Filamentous fungi are a group of fungi that grow by extending thread-like filaments. Some types of filamentous fungi are used in the production of drugs and foods, among other commercially useful products, while others cause disease. Understanding how these fungi grow is therefore of interest both to researchers seeking to optimize their beneficial applications, and those attempting to tackle fungal infections in humans, animals or plants.
Researchers have previously noticed that the filaments do not extend continuously, but rather grow in short bursts. However, the events within the cell that cause these bursts have remained something of a mystery. Now, an international team led by researchers at the University of Tsukuba has uncovered the molecular events leading up to these growth spurts. The report of their findings will be published in Proceedings of the National Academy of Sciences of the United States of America.
“By fluorescently labeling key elements of the intracellular signaling and transport machinery, we were able to visualize a series of steps that occurred in the run-up to each growth spurt,” says lead author Norio Takeshita. “These steps inserted extra sections of membrane into the cell membrane, and thus caused the cell to elongate in bursts.”

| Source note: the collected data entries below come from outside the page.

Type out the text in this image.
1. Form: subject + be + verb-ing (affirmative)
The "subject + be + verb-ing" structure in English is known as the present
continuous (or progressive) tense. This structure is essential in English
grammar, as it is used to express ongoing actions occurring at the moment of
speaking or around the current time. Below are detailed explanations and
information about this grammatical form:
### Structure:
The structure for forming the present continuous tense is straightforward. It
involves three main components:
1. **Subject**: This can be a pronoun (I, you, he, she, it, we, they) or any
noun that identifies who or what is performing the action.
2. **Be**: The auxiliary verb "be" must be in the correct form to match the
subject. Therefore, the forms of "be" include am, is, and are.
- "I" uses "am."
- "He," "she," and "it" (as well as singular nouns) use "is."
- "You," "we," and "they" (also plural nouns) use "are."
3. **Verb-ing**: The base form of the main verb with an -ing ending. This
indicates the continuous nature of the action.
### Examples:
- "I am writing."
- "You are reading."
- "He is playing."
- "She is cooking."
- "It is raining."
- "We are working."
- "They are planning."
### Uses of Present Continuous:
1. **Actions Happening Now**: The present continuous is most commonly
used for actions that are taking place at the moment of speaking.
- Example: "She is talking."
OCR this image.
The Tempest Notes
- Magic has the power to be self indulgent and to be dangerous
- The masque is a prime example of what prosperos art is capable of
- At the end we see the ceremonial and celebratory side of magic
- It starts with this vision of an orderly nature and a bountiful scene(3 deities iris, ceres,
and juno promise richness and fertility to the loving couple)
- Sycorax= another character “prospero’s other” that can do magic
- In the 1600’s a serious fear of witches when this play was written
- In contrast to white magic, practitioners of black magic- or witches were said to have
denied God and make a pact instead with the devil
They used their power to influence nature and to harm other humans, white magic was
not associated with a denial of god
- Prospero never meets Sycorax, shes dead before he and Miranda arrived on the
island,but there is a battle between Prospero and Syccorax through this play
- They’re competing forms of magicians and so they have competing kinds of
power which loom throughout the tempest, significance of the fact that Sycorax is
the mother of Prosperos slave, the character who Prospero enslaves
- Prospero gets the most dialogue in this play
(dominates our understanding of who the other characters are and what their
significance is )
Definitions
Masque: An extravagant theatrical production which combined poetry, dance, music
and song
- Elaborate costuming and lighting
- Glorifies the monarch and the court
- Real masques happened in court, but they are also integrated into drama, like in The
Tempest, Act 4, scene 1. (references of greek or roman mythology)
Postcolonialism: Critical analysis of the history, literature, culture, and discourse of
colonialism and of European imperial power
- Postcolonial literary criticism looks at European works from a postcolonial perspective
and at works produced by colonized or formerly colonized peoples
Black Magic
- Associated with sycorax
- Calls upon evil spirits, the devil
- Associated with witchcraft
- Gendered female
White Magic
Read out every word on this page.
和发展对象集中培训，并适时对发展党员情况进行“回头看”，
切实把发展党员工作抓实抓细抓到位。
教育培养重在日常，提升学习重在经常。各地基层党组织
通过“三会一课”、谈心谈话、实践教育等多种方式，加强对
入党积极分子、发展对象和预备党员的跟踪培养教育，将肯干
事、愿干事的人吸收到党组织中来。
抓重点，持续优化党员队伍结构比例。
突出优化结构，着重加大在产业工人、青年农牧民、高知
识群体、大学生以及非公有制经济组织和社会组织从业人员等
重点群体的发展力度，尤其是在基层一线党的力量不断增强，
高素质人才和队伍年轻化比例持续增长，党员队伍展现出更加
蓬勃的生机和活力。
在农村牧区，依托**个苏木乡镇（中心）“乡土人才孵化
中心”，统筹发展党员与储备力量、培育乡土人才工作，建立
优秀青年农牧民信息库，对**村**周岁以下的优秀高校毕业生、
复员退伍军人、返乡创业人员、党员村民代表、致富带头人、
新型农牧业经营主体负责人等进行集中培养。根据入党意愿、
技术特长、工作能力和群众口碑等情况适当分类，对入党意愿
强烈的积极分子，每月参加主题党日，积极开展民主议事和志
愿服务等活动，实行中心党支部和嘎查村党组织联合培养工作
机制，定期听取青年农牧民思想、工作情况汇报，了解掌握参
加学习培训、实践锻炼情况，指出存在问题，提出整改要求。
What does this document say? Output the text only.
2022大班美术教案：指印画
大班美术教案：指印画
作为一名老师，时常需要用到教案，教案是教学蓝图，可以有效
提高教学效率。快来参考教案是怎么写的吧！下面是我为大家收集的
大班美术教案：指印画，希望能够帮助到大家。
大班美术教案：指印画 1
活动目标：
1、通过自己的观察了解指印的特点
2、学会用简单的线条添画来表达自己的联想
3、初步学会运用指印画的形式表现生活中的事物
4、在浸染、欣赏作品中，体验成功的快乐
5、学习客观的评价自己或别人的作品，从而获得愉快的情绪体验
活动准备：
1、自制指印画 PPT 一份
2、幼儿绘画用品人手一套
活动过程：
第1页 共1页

The team was already equipped with the knowledge that cellular calcium levels oscillate. In this latest study, they showed that during the low-calcium phase, chains of a protein called actin assembled. Actin forms the transport networks that guide cellular machinery around the cell to where it is needed. In this case, subcellular vesicles, which are small sacs made of the same material as the cell boundary membrane, were guided by the networks to the area of the cell where growth was to occur.
“When the calcium level then increased, the calcium peak was closely followed by disassembly of actin chains,” says Dr Takeshita. “This released the vesicles, allowing them to insert into the boundary membrane and extend it, causing the burst of cell elongation.”
By investigating fungi genetically modified to lack certain proteins, the team identified two membrane calcium channels that were essential for the calcium oscillations that control the elongation process.
This understanding of how filamentous fungi grow will potentially aid researchers seeking to develop antifungal agents for use clinically and in agriculture, and for optimizing biotech processes that use fungi to produce useful chemicals. The mechanisms uncovered may also be relevant to plant and animal cell growth and shape determination—because fungi have much of the same basic intracellular machinery as plant and animal cells, they can be useful as models for investigating more universal cellular processes.